俺とルムデスに割って入った時の衝撃は、間違いなく魔法攻撃だったはず。
それなのに見えているのは、一メートルはあろうかと思うくらいの大剣だ。
両手剣持ちの魔法剣士?
「お前がギルド追われの召喚士か?」
「……」
「間近で見る大剣が怖いか、それとも女だてらに両手剣を持っていることに、びびっているのか?」
「な、何者なんだ?」
「ふん、口は利けるみたいだな。有無を言わさずの非道召喚士と聞いていたが、何をどうすればお前に負けるっていうんだ?」
骨と魚の鱗のようなもので出来た黒褐色の鎧と、黒青銅のレギンス、大剣にはどこかの国に属する紋様らしきものが見える。

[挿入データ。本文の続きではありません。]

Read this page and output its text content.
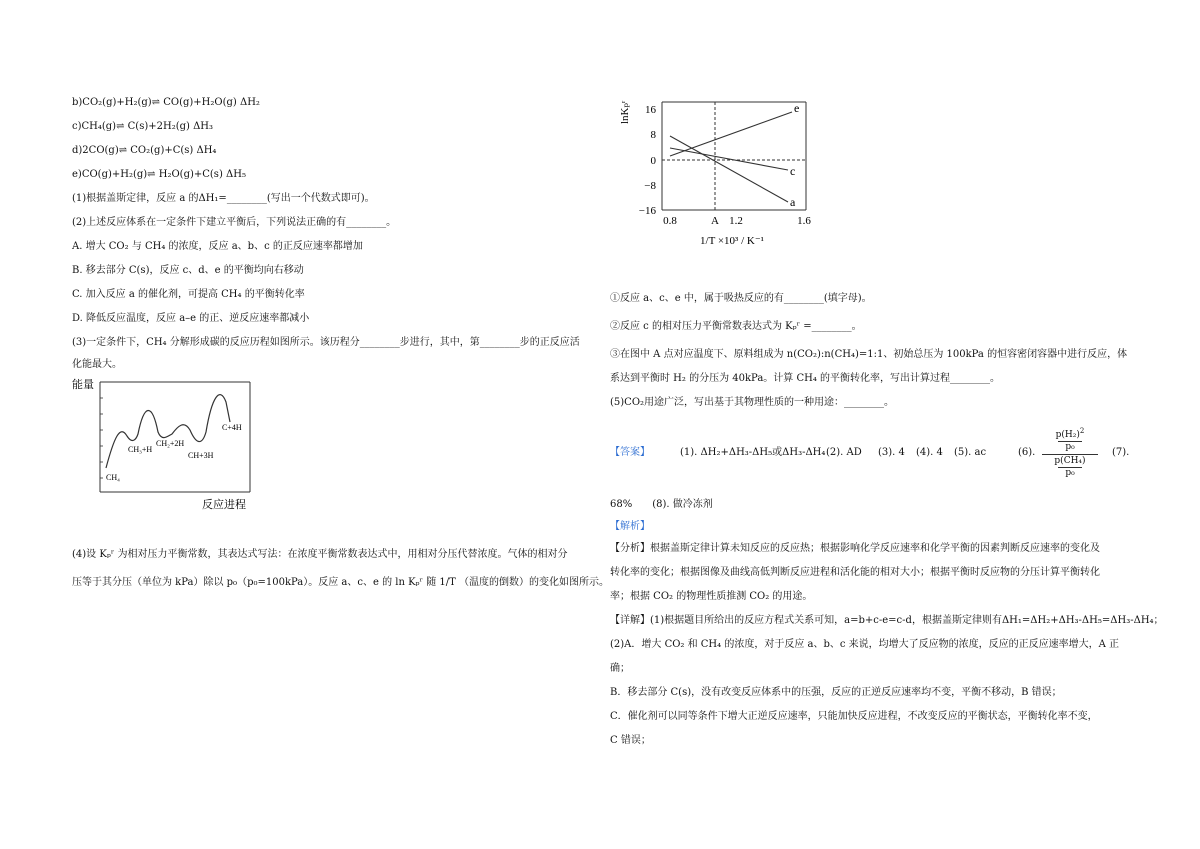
b)CO₂(g)+H₂(g)⇌ CO(g)+H₂O(g) ΔH₂
c)CH₄(g)⇌ C(s)+2H₂(g) ΔH₃
d)2CO(g)⇌ CO₂(g)+C(s) ΔH₄
e)CO(g)+H₂(g)⇌ H₂O(g)+C(s) ΔH₅
(1)根据盖斯定律，反应 a 的ΔH₁=________(写出一个代数式即可)。
(2)上述反应体系在一定条件下建立平衡后，下列说法正确的有________。
A. 增大 CO₂ 与 CH₄ 的浓度，反应 a、b、c 的正反应速率都增加
B. 移去部分 C(s)，反应 c、d、e 的平衡均向右移动
C. 加入反应 a 的催化剂，可提高 CH₄ 的平衡转化率
D. 降低反应温度，反应 a–e 的正、逆反应速率都减小
(3)一定条件下，CH₄ 分解形成碳的反应历程如图所示。该历程分________步进行，其中，第________步的正反应活
化能最大。
能量
CH₄
CH₃+H
CH₂+2H
CH+3H
C+4H
反应进程
(4)设 Kₚʳ 为相对压力平衡常数，其表达式写法：在浓度平衡常数表达式中，用相对分压代替浓度。气体的相对分
压等于其分压（单位为 kPa）除以 p₀（p₀=100kPa）。反应 a、c、e 的 ln Kₚʳ 随 1/T （温度的倒数）的变化如图所示。
lnKₚʳ 16
8
0
−8
−16
0.8	A 1.2	1.6
e
c
a
1/T ×10³ / K⁻¹
①反应 a、c、e 中，属于吸热反应的有________(填字母)。
②反应 c 的相对压力平衡常数表达式为 Kₚʳ =________。
③在图中 A 点对应温度下、原料组成为 n(CO₂):n(CH₄)=1:1、初始总压为 100kPa 的恒容密闭容器中进行反应，体
系达到平衡时 H₂ 的分压为 40kPa。计算 CH₄ 的平衡转化率，写出计算过程________。
(5)CO₂用途广泛，写出基于其物理性质的一种用途：________。
【答案】	(1). ΔH₂+ΔH₃-ΔH₅或ΔH₃-ΔH₄ (2). AD (3). 4 (4). 4 (5). ac	(6).
$p(H_2)^2$
p₀
p(CH₄)
p₀
(7).
68%　　(8). 做冷冻剂
【解析】
【分析】根据盖斯定律计算未知反应的反应热；根据影响化学反应速率和化学平衡的因素判断反应速率的变化及
转化率的变化；根据图像及曲线高低判断反应进程和活化能的相对大小；根据平衡时反应物的分压计算平衡转化
率；根据 CO₂ 的物理性质推测 CO₂ 的用途。
【详解】(1)根据题目所给出的反应方程式关系可知，a=b+c-e=c-d，根据盖斯定律则有ΔH₁=ΔH₂+ΔH₃-ΔH₅=ΔH₃-ΔH₄；
(2)A．增大 CO₂ 和 CH₄ 的浓度，对于反应 a、b、c 来说，均增大了反应物的浓度，反应的正反应速率增大，A 正
确；
B．移去部分 C(s)，没有改变反应体系中的压强，反应的正逆反应速率均不变，平衡不移动，B 错误；
C．催化剂可以同等条件下增大正逆反应速率，只能加快反应进程，不改变反应的平衡状态，平衡转化率不变，
C 错误；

ギルド追われと言っていたが、こんな連中にも伝わっているのか。
ルムデスの方に向かったのは男のようだが、俺の前に立っているのは女の……
「お、お前は剣士……?」
「少し違うな。魔剣士を知らないのか? お前とエルフを引き裂いたのはこの剣。この剣に魔法の力を与えて振り下ろしただけのことだ」
吹き飛ばされた時に見えた剣光は、そういうことなのか。
「お、俺に何を――」
「襲撃されたと分からない程、獣に守られていたのか。それとも、取るに足らない相手に見えるか?」
話しながらも全く隙が無い鋭い目つきで、俺を見ている。
この女がリーダーなのか。
『ミゼラ! エルフを捕らえたぜ! 召喚士は殺したか?』
『抵抗されずにか?』
『気配は感じたけどな! どうするよ?』
『……召喚士の強さを見ずに……というのは面白くないな。連れて行く』
『じゃあ、あいつらとネルヴァの洞窟に向かっておくぜ! ミゼラも早く来いよ』
『……』
ルムデスが捕まったというのか。
彼女の力であれば、魔剣士であってもそんな不利なことにはならないはずなのに。
「俺をどうするつもりがあるんだ?」
「召喚士、お前の名を聞かせろ」
「……ライゼル」
「忘れたか? ライゼルと名がつく召喚士は、ギルドの敵だ。敵にすることなど決まっている」
「エルフの彼女は関係ない。敵というなら、俺だけに剣を向ければいい」
「どれほどの化け物か、試させてみろ。私の仲間にお前の力を見せたところで、存在を消してやる」
「洞窟の中でか?」
「どこであろうと無意味に終わる話だ。エルフを取り戻したければ、示せ。簡単だろ?」
今までの襲撃者とは違う。
魔法だけではなく剣技もとなれば、容赦なく示すだけ。
滅せず生かしたままで、光に還すことなど出来るのだろうか。